En Inde, nous avons la chance d’avoir un système juridique bien établi. Vous pourrez sans doute vous plaindre d’une overdose de lois, mais au moins, vous apprécierez ce sentiment de sécurité, d’avoir des droits et des privilèges. Ensuite, vous avez l’avantage d’une grande population, d’un grand marché. En dehors de la Chine, aucun autre pays ne nous égale en termes de taille de marché potentiel.

Nous avons également une vaste banque de talents, avec plus de 3,5 millions de scientifiques et de techniciens formés en langue anglaise, à des coûts énormes et dont la qualité est inégalée. L’Inde possède aussi un marché financier bien développé. En effet, nous avons 21 bourses des valeurs avec plus de 2000 actions cotées, contre 220 en Indonésie, 354 en Thaïlande, 423 en Malaisie, 235 à Singapour et 181 aux Philipinnes, en Chine les chiffres ne sont pas connus.

La libéralisation et la mondialisation ont des côtés intéressants et plus légers. Si nous étions assez chanceux et privilégiés pour être invités par notre premier-ministre ou par notre ministre des Finances à un dîner portant sur ce nouveau scénario économique, l’on nous aurait servi du poulet frit Kentucky et non le fameux Punjabi tandoori, qui est si délicieux. Fort heureusement pour moi, je suis végétarien ; ma seule consolation c’est donc de savoir que j’aurai peut-être eu une pizza de chez Pizza Hut. En d’autres termes, le palais indien à tout à gagner de la libéralisation. Et, bien entendu, j’allais oublier de le dire, nous aurions eu le choix entre un Coca-Cola et un Pepsi pour accompagner la pizza. Aujourd’hui, l’Inde a vraiment déroulé le tapis rouge pour tout le monde. C’est le moment de porter un grand coup – quand le fer est encore chaud.

C’est le bon moment pour tirer profit des opportunités d’investissement. Ce conseil n’est pas seulement dans l’intérêt de l’Inde. Nous n’essayons pas par nos dires de vendre l’image de marque des entreprises indiennes. Nous parlons d’être traités sur un même pied d’égalité. Nous parlons de bénéfices mutuels. Soyons des partenaires bénéficiant du progrès et de la prospérité économiques que l’Inde offre dans le cadre de la mondialisation de l’industrie indienne.

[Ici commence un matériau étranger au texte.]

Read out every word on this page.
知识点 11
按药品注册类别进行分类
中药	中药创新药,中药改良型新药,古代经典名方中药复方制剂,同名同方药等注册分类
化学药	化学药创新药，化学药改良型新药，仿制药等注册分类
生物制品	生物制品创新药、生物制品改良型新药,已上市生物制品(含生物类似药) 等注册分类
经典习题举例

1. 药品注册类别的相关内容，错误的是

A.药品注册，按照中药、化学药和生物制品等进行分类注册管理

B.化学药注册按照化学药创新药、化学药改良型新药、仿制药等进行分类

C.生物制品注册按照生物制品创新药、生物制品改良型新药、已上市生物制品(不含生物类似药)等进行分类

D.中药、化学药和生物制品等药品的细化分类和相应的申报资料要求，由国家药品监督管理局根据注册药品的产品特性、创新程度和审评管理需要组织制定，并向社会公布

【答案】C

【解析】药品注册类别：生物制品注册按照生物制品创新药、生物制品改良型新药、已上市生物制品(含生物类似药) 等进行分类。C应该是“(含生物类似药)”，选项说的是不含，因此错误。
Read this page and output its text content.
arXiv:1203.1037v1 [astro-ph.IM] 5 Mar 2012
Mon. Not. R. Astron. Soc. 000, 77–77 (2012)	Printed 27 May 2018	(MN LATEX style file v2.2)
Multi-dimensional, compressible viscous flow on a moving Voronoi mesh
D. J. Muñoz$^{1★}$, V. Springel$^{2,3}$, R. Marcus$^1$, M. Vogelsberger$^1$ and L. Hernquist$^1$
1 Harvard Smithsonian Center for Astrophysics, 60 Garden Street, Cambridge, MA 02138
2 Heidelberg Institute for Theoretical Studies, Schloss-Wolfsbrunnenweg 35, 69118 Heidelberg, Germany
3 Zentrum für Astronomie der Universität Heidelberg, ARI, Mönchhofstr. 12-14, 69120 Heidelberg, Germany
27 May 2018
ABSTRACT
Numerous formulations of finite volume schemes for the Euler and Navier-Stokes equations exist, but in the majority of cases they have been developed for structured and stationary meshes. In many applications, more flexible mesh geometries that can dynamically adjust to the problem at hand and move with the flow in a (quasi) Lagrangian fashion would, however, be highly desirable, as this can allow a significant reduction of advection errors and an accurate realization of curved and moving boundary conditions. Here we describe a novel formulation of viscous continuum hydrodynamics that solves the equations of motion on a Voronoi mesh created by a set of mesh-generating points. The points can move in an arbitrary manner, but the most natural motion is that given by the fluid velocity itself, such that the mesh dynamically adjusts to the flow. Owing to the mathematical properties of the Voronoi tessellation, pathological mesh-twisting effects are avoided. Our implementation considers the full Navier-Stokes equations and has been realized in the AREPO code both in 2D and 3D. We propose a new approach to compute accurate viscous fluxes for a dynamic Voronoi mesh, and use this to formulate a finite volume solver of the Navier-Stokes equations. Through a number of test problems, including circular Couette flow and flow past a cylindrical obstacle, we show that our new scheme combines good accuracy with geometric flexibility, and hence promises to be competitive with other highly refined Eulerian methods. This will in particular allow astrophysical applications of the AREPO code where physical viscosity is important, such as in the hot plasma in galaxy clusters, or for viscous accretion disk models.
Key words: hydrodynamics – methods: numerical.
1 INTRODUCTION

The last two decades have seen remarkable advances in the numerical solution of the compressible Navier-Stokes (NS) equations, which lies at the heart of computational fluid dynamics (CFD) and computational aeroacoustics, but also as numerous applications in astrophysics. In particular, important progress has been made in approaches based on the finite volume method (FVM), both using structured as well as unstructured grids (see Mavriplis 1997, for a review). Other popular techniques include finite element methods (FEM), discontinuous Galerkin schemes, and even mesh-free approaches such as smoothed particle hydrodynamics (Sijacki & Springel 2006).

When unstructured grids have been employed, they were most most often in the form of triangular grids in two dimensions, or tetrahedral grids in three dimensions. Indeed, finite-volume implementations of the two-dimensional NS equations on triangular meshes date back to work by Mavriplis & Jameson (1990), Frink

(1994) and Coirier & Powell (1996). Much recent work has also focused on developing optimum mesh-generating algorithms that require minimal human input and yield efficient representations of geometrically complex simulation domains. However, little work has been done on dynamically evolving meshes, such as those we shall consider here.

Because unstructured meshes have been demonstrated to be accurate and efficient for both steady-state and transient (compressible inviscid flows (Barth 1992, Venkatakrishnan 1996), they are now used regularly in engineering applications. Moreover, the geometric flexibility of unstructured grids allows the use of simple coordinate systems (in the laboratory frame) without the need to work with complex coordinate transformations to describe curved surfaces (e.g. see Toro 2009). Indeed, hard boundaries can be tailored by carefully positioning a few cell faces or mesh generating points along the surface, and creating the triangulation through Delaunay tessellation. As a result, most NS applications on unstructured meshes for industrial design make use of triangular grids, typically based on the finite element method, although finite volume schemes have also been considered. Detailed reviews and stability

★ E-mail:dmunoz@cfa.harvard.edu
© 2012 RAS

Je voudrais maintenant prendre modèle sur mon ministre des Finances, tout au moins en prononçant des discours, étant donné que je ne peux pas préparer des budgets. Il y a longtemps, Rabindranath Tagore, le plus célèbre philosophe et poète de l’Inde, exposait une vision d’une Inde mondiale. Ses pensées coulent dans le Gitanjali, un recueil de poèmes qui lui a valu le prix Nobel de littérature.

Il a écrit : « Là où l’esprit ne connaît pas la peur, là où la tête est haut portée ; là où le monde n’est pas morcelé par d’étroites cloisons ; là où l’effort tend inlassablement les bras vers la perfection ; là où l’esprit, guidé par Toi, inspire une pensée et une action qui vont sans cesse s’élargissant ; dans ce paradis de liberté, Père, permets à ma patrie de s’éveiller. »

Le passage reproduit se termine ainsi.